On the other hand, many students have expressed increased feelings of anxiety due to this sudden move to online, with some saying the switch is unfair of the university without asking student opinion — and stating fears of failure in the newfound digital classrooms. 

“While it is a medical necessity, that doesn’t mean it isn’t also a huge inconvenience for students, especially those who cannot function with online courses,” DePaul senior Paden Guido said. “It can be necessary but still cause an overwhelming amount of stress for those of us who aren’t neurotypical in their learning abilities and literally cannot function within an online setting.”

Online learning environments should have a combination of modalities for students to engage with their professors. 

“Students are interactively trying to do exercises,” Settle said. “So that’s why I’m planning to do Zoom meetings where I’m actually going to be live. And we’re actually in kind of a live interaction. You know, discussion forums are good for students to kind of interact with each other, especially asynchronously, you know, everyone’s not there all at the same time.”

The functionality of some online alternatives — like Zoom — may benefit students with some learning disabilities. 

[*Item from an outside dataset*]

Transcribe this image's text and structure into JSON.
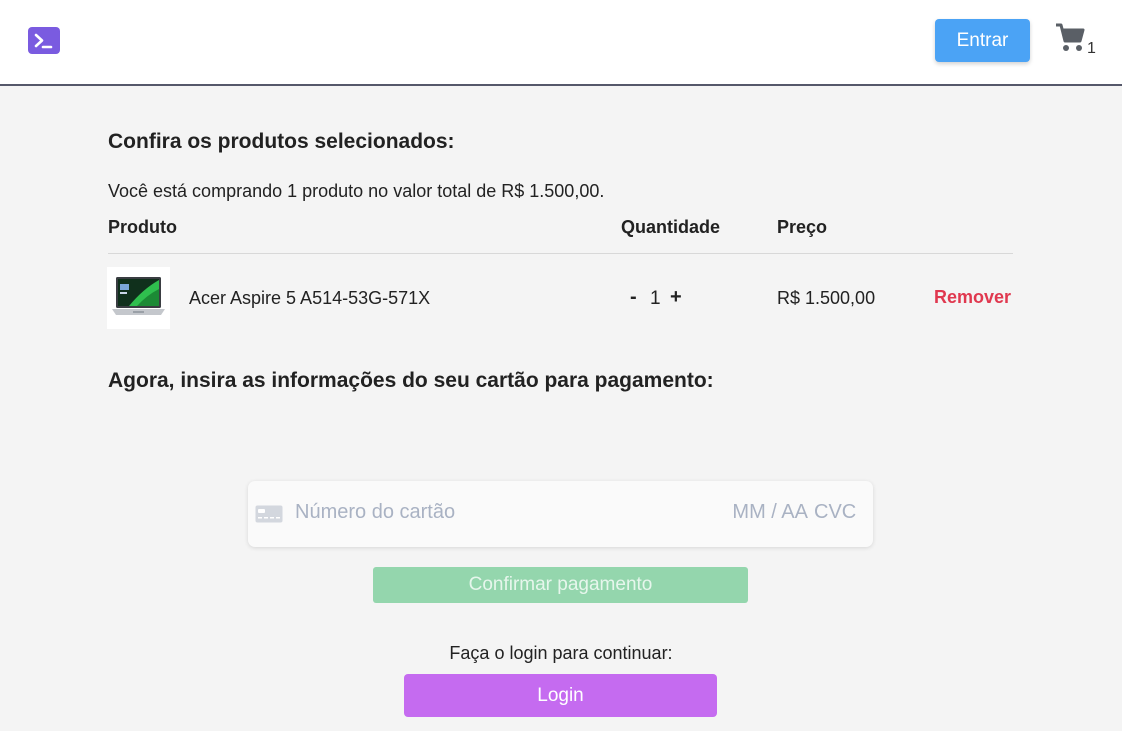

“If I’m looking at someone who has attention deficit disorder, and may have difficulty focusing, Zoom lets you record things,” Settle said. “And so they can go back then. And they can watch, you know, in shorter segments kind of over a longer period of time, which could end up being comfortable for them.” 

Settle said students need to stay motivated and try not to procrastinate their work, even though it can be easier to fall behind in online settings. 

“It’s also important to make sure that you’re still in communication with your faculty member about things that you’re confused about, because I know students will come to my office hours and get some clarification on things,” Settle said. “And I think students need to make sure that they’re taking advantage of any opportunities that faculty are providing for interaction even though that’s going to be online.”